Oleh: Mus Latuconsina
Ultimatum pemerintah tampaknya belum sepenuhnya dipatuhi. Aktivitas pengolahan emas ilegal kembali terendus masih berlangsung di wilayah belakang Desa Widit, Kecamatan Wailata, meskipun Satuan Tugas (Satgas) Penertiban Pertambangan sebelumnya telah dengan tegas melarang seluruh aktivitas pertambangan dan pengolahan emas di luar Wilayah Pertambangan Rakyat (WPR).
Hasil investigasi tim media ini di lapangan, Minggu (14/12), menemukan tong-tong pengolahan emas dalam kondisi aktif. Di sekitar lokasi, sedikitnya enam orang terlihat sedang mengolah material yang diduga mengandung emas. Aktivitas berlangsung secara terbuka, seolah tak terpengaruh oleh ultimatum maupun ancaman sanksi hukum yang telah disampaikan aparat.
Padahal, Ketua Satgas Penertiban Pertambangan wilayah, Dr. Jalaludin Salampessy telah menegaskan bahwa setiap bentuk aktivitas pertambangan atau pengolahan emas di luar WPR merupakan pelanggaran hukum dan akan dikenakan sanksi pidana. Namun fakta di lapangan menunjukkan larangan tersebut belum sepenuhnya dijalankan.
Saat tim media ini mencoba mengonfirmasi pihak yang berada di lokasi, tidak diperoleh keterangan jelas mengenai siapa pemilik atau penanggung jawab tong pengolahan tersebut. Para pekerja di lapangan terkesan menghindari pertanyaan dan tidak bersedia memberikan informasi detail terkait legalitas aktivitas yang mereka lakukan.

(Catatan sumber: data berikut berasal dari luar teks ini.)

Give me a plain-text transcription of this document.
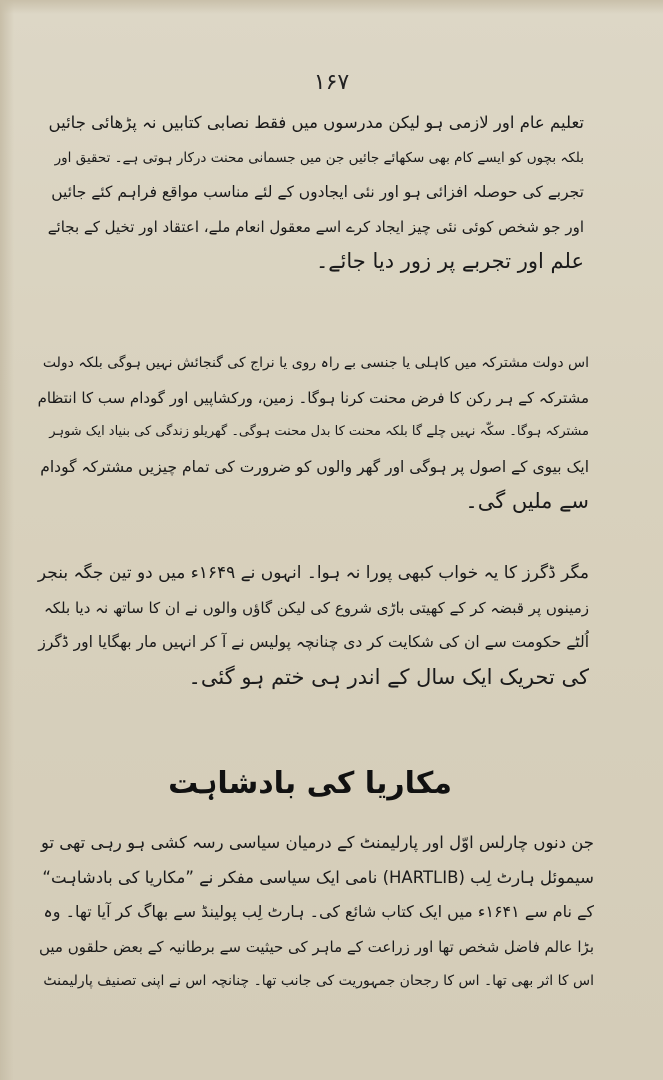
۱۶۷
تعلیم عام اور لازمی ہو لیکن مدرسوں میں فقط نصابی کتابیں نہ پڑھائی جائیں
بلکہ بچوں کو ایسے کام بھی سکھائے جائیں جن میں جسمانی محنت درکار ہوتی ہے۔ تحقیق اور
تجربے کی حوصلہ افزائی ہو اور نئی ایجادوں کے لئے مناسب مواقع فراہم کئے جائیں
اور جو شخص کوئی نئی چیز ایجاد کرے اسے معقول انعام ملے، اعتقاد اور تخیل کے بجائے
علم اور تجربے پر زور دیا جائے۔
اس دولت مشترکہ میں کاہلی یا جنسی بے راہ روی یا نراج کی گنجائش نہیں ہوگی بلکہ دولت
مشترکہ کے ہر رکن کا فرض محنت کرنا ہوگا۔ زمین، ورکشاپیں اور گودام سب کا انتظام
مشترکہ ہوگا۔ سکّہ نہیں چلے گا بلکہ محنت کا بدل محنت ہوگی۔ گھریلو زندگی کی بنیاد ایک شوہر
ایک بیوی کے اصول پر ہوگی اور گھر والوں کو ضرورت کی تمام چیزیں مشترکہ گودام
سے ملیں گی۔
مگر ڈگرز کا یہ خواب کبھی پورا نہ ہوا۔ انہوں نے ۱۶۴۹ء میں دو تین جگہ بنجر
زمینوں پر قبضہ کر کے کھیتی باڑی شروع کی لیکن گاؤں والوں نے ان کا ساتھ نہ دیا بلکہ
اُلٹے حکومت سے ان کی شکایت کر دی چنانچہ پولیس نے آ کر انہیں مار بھگایا اور ڈگرز
کی تحریک ایک سال کے اندر ہی ختم ہو گئی۔
مکاریا کی بادشاہت
جن دنوں چارلس اوّل اور پارلیمنٹ کے درمیان سیاسی رسہ کشی ہو رہی تھی تو
سیموئل ہارٹ لِب (HARTLIB) نامی ایک سیاسی مفکر نے ”مکاریا کی بادشاہت“
کے نام سے ۱۶۴۱ء میں ایک کتاب شائع کی۔ ہارٹ لِب پولینڈ سے بھاگ کر آیا تھا۔ وہ
بڑا عالم فاضل شخص تھا اور زراعت کے ماہر کی حیثیت سے برطانیہ کے بعض حلقوں میں
اس کا اثر بھی تھا۔ اس کا رجحان جمہوریت کی جانب تھا۔ چنانچہ اس نے اپنی تصنیف پارلیمنٹ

Untuk memperkuat temuan, tim media ini juga mengantongi rekaman video yang memperlihatkan secara jelas proses pengolahan emas sedang berlangsung. Bukti visual tersebut menegaskan bahwa kegiatan ilegal ini masih aktif, meskipun larangan resmi telah diberlakukan.

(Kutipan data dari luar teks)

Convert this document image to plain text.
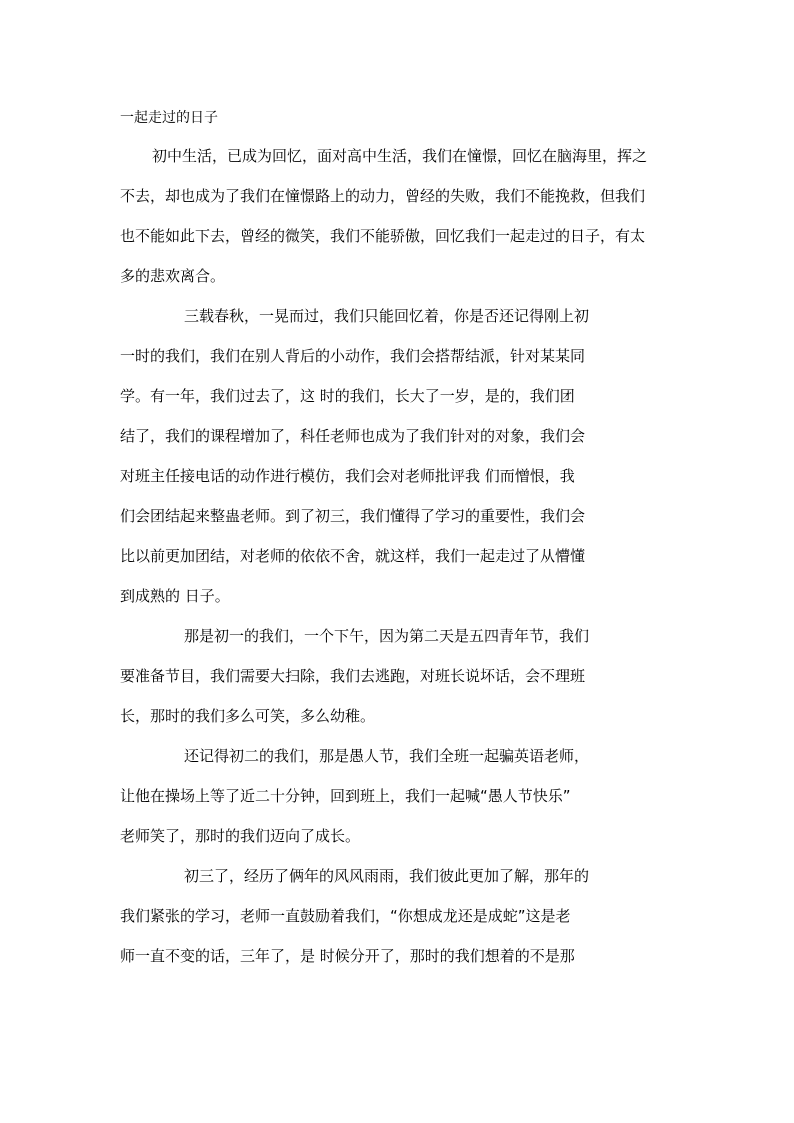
一起走过的日子
初中生活，已成为回忆，面对高中生活，我们在憧憬，回忆在脑海里，挥之
不去，却也成为了我们在憧憬路上的动力，曾经的失败，我们不能挽救，但我们
也不能如此下去，曾经的微笑，我们不能骄傲，回忆我们一起走过的日子，有太
多的悲欢离合。
三载春秋，一晃而过，我们只能回忆着，你是否还记得刚上初
一时的我们，我们在别人背后的小动作，我们会搭帮结派，针对某某同
学。有一年，我们过去了，这 时的我们，长大了一岁，是的，我们团
结了，我们的课程增加了，科任老师也成为了我们针对的对象，我们会
对班主任接电话的动作进行模仿，我们会对老师批评我 们而憎恨，我
们会团结起来整蛊老师。到了初三，我们懂得了学习的重要性，我们会
比以前更加团结，对老师的依依不舍，就这样，我们一起走过了从懵懂
到成熟的 日子。
那是初一的我们，一个下午，因为第二天是五四青年节，我们
要准备节目，我们需要大扫除，我们去逃跑，对班长说坏话，会不理班
长，那时的我们多么可笑，多么幼稚。
还记得初二的我们，那是愚人节，我们全班一起骗英语老师，
让他在操场上等了近二十分钟，回到班上，我们一起喊“愚人节快乐”
老师笑了，那时的我们迈向了成长。
初三了，经历了俩年的风风雨雨，我们彼此更加了解，那年的
我们紧张的学习，老师一直鼓励着我们，“你想成龙还是成蛇”这是老
师一直不变的话，三年了，是 时候分开了，那时的我们想着的不是那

Kondisi ini memunculkan pertanyaan serius terkait efektivitas pengawasan dan penegakan hukum di wilayah tersebut. Masyarakat setempat mendesak aparat penegak hukum dan Satgas Penertiban untuk segera turun tangan, menutup lokasi, serta menangkap pihak-pihak yang bertanggung jawab atas operasional tong pengolahan ilegal tersebut.

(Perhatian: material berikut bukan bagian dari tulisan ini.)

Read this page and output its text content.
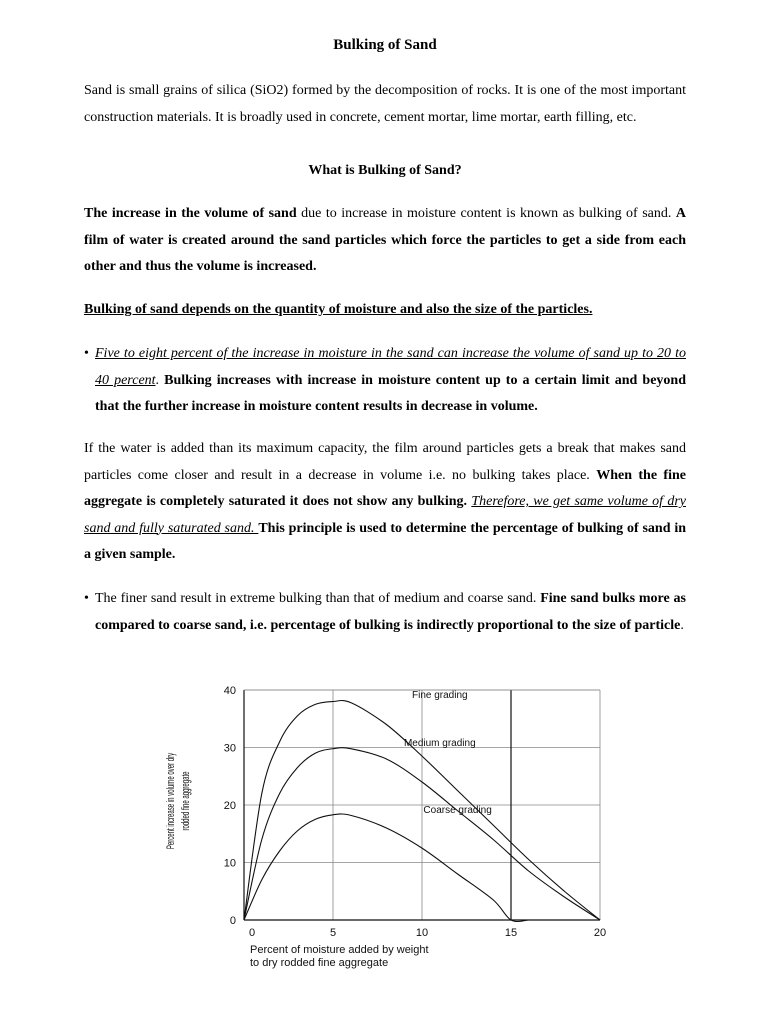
Bulking of Sand
Sand is small grains of silica (SiO2) formed by the decomposition of rocks. It is one of the most important construction materials. It is broadly used in concrete, cement mortar, lime mortar, earth filling, etc.
What is Bulking of Sand?
The increase in the volume of sand due to increase in moisture content is known as bulking of sand. A film of water is created around the sand particles which force the particles to get a side from each other and thus the volume is increased.
Bulking of sand depends on the quantity of moisture and also the size of the particles.
• Five to eight percent of the increase in moisture in the sand can increase the volume of sand up to 20 to 40 percent. Bulking increases with increase in moisture content up to a certain limit and beyond that the further increase in moisture content results in decrease in volume.
If the water is added than its maximum capacity, the film around particles gets a break that makes sand particles come closer and result in a decrease in volume i.e. no bulking takes place. When the fine aggregate is completely saturated it does not show any bulking. Therefore, we get same volume of dry sand and fully saturated sand. This principle is used to determine the percentage of bulking of sand in a given sample.
• The finer sand result in extreme bulking than that of medium and coarse sand. Fine sand bulks more as compared to coarse sand, i.e. percentage of bulking is indirectly proportional to the size of particle.
Percent increase in volume over dry rodded fine aggregate
0
10
20
30
40
0	5	10	15	20
Fine grading
Medium grading
Coarse grading
Percent of moisture added by weight
to dry rodded fine aggregate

Warga menilai, tanpa tindakan tegas dan nyata, aktivitas pengolahan emas ilegal akan terus berulang dan berpotensi merusak lingkungan serta mencederai wibawa hukum. Hingga berita ini diterbitkan, belum terlihat adanya langkah penindakan langsung di lokasi yang dimaksud.
Publik kini menanti keseriusan aparat dalam menegakkan aturan, agar kebijakan pemerintah tidak berhenti sebatas ultimatum, tetapi benar-benar diwujudkan melalui tindakan hukum yang tegas dan terukur. ( CS )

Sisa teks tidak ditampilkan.